Configuring Spring Boot for Docker and Kubernetes — Health Probes, Graceful Shutdown, and Resource Limits
by Eric Hanson, Backend Developer at Clean Systems Consulting
The gap between "runs in Docker" and "works in Kubernetes"
Running a Spring Boot application in Docker is straightforward. Running it correctly in Kubernetes requires specific configuration for each of these scenarios:
- Pod startup: Kubernetes must know when the application is ready to receive traffic
- Pod shutdown: Kubernetes must allow in-flight requests to complete before termination
- Pod replacement: new pods must become ready before old ones are removed
- Resource pressure: the JVM must stay within container memory limits
- Configuration: secrets and config maps must override application properties
Each scenario has a specific Spring Boot or JVM configuration that determines correct behavior.
Dockerfile — the container image
A production-appropriate Spring Boot Dockerfile:
# Build stage
FROM eclipse-temurin:21-jdk-alpine AS builder
WORKDIR /app
COPY .mvn/ .mvn/
COPY mvnw pom.xml ./
RUN ./mvnw dependency:go-offline -q
COPY src/ src/
RUN ./mvnw package -DskipTests -q
# Runtime stage
FROM eclipse-temurin:21-jre-alpine
RUN addgroup -S appgroup && adduser -S appuser -G appgroup
WORKDIR /app
# Copy layered JAR contents for better Docker layer caching
COPY --from=builder /app/target/dependency/ ./dependency/
COPY --from=builder /app/target/snapshot-dependencies/ ./snapshot-dependencies/
COPY --from=builder /app/target/spring-boot-loader/ ./spring-boot-loader/
COPY --from=builder /app/target/application/ ./application/
USER appuser
EXPOSE 8080 8081
ENTRYPOINT ["java", \
"-XX:+UseContainerSupport", \
"-XX:MaxRAMPercentage=75.0", \
"-Djava.security.egd=file:/dev/./urandom", \
"org.springframework.boot.loader.launch.JarLauncher"]
Key decisions:
Multi-stage build.

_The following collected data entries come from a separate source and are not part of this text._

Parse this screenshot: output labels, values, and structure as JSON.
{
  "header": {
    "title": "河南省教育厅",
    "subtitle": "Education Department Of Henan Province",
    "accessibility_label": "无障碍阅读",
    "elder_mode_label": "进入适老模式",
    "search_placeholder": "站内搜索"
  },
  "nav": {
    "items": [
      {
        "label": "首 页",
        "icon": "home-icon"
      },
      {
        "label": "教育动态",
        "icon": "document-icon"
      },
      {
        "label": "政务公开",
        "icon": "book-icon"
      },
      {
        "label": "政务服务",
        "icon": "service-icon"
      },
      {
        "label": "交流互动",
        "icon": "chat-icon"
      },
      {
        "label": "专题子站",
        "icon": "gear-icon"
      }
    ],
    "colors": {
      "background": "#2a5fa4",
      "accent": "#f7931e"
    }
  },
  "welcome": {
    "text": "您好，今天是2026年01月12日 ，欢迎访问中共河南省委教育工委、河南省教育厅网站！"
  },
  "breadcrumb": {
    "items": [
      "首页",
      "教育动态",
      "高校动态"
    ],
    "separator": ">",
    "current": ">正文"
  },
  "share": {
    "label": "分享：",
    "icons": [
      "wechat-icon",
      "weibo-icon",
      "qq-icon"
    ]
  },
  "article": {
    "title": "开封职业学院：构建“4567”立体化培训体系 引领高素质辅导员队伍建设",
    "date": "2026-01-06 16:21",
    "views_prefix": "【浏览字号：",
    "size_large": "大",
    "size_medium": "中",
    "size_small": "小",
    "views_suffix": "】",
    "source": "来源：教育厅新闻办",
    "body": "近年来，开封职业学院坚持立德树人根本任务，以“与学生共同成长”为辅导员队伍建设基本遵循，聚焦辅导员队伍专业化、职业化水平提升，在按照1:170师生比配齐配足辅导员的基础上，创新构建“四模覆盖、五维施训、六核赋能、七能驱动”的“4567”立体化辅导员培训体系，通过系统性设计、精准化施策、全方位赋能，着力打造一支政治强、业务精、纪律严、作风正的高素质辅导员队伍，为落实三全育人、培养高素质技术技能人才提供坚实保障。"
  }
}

The build stage uses the JDK; the runtime stage uses the JRE — significantly smaller final image. Builder dependencies (Maven, test libraries) don't end up in the production image.

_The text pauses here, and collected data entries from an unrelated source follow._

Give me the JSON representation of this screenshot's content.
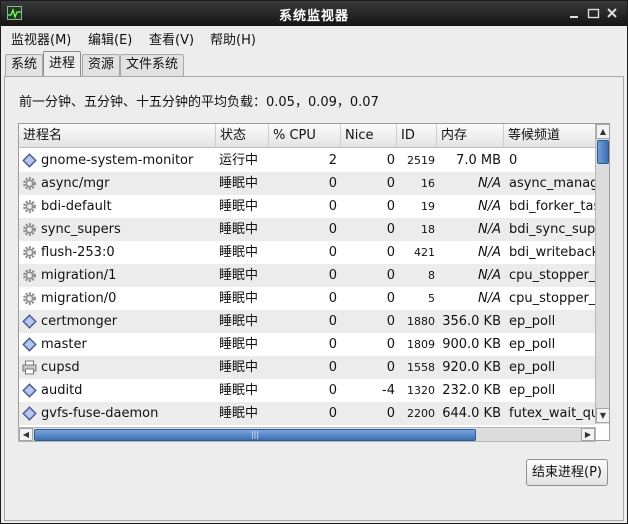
{
  "window": {
    "title": "系统监视器"
  },
  "menu": [
    "监视器(M)",
    "编辑(E)",
    "查看(V)",
    "帮助(H)"
  ],
  "tabs": [
    "系统",
    "进程",
    "资源",
    "文件系统"
  ],
  "active_tab": 1,
  "load_avg": "前一分钟、五分钟、十五分钟的平均负载：0.05，0.09，0.07",
  "columns": [
    "进程名",
    "状态",
    "% CPU",
    "Nice",
    "ID",
    "内存",
    "等候频道"
  ],
  "processes": [
    {
      "name": "gnome-system-monitor",
      "icon": "diamond-icon",
      "state": "运行中",
      "cpu": "2",
      "nice": "0",
      "id": "2519",
      "mem": "7.0 MB",
      "wchan": "0"
    },
    {
      "name": "async/mgr",
      "icon": "gear-icon",
      "state": "睡眠中",
      "cpu": "0",
      "nice": "0",
      "id": "16",
      "mem": "N/A",
      "wchan": "async_manager"
    },
    {
      "name": "bdi-default",
      "icon": "gear-icon",
      "state": "睡眠中",
      "cpu": "0",
      "nice": "0",
      "id": "19",
      "mem": "N/A",
      "wchan": "bdi_forker_task"
    },
    {
      "name": "sync_supers",
      "icon": "gear-icon",
      "state": "睡眠中",
      "cpu": "0",
      "nice": "0",
      "id": "18",
      "mem": "N/A",
      "wchan": "bdi_sync_supers"
    },
    {
      "name": "flush-253:0",
      "icon": "gear-icon",
      "state": "睡眠中",
      "cpu": "0",
      "nice": "0",
      "id": "421",
      "mem": "N/A",
      "wchan": "bdi_writeback"
    },
    {
      "name": "migration/1",
      "icon": "gear-icon",
      "state": "睡眠中",
      "cpu": "0",
      "nice": "0",
      "id": "8",
      "mem": "N/A",
      "wchan": "cpu_stopper_thread"
    },
    {
      "name": "migration/0",
      "icon": "gear-icon",
      "state": "睡眠中",
      "cpu": "0",
      "nice": "0",
      "id": "5",
      "mem": "N/A",
      "wchan": "cpu_stopper_thread"
    },
    {
      "name": "certmonger",
      "icon": "diamond-icon",
      "state": "睡眠中",
      "cpu": "0",
      "nice": "0",
      "id": "1880",
      "mem": "356.0 KB",
      "wchan": "ep_poll"
    },
    {
      "name": "master",
      "icon": "diamond-icon",
      "state": "睡眠中",
      "cpu": "0",
      "nice": "0",
      "id": "1809",
      "mem": "900.0 KB",
      "wchan": "ep_poll"
    },
    {
      "name": "cupsd",
      "icon": "printer-icon",
      "state": "睡眠中",
      "cpu": "0",
      "nice": "0",
      "id": "1558",
      "mem": "920.0 KB",
      "wchan": "ep_poll"
    },
    {
      "name": "auditd",
      "icon": "diamond-icon",
      "state": "睡眠中",
      "cpu": "0",
      "nice": "-4",
      "id": "1320",
      "mem": "232.0 KB",
      "wchan": "ep_poll"
    },
    {
      "name": "gvfs-fuse-daemon",
      "icon": "diamond-icon",
      "state": "睡眠中",
      "cpu": "0",
      "nice": "0",
      "id": "2200",
      "mem": "644.0 KB",
      "wchan": "futex_wait_queue_me"
    }
  ],
  "end_process_label": "结束进程(P)",
  "colors": {
    "accent": "#3d6eb3",
    "titlebar": "#1e1e1e"
  }
}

Non-root user. adduser appuser runs the application as a non-root user — required by most Kubernetes security policies and a security best practice.
Layered JARs. Spring Boot's layered JAR format separates the JAR into layers ordered by how frequently they change: dependencies (infrequently), snapshot dependencies (occasionally), loader (rarely), application code (frequently). Docker caches each layer. A code change only rebuilds the application layer — dependency layers are cached from the previous build. Build time drops significantly for large applications.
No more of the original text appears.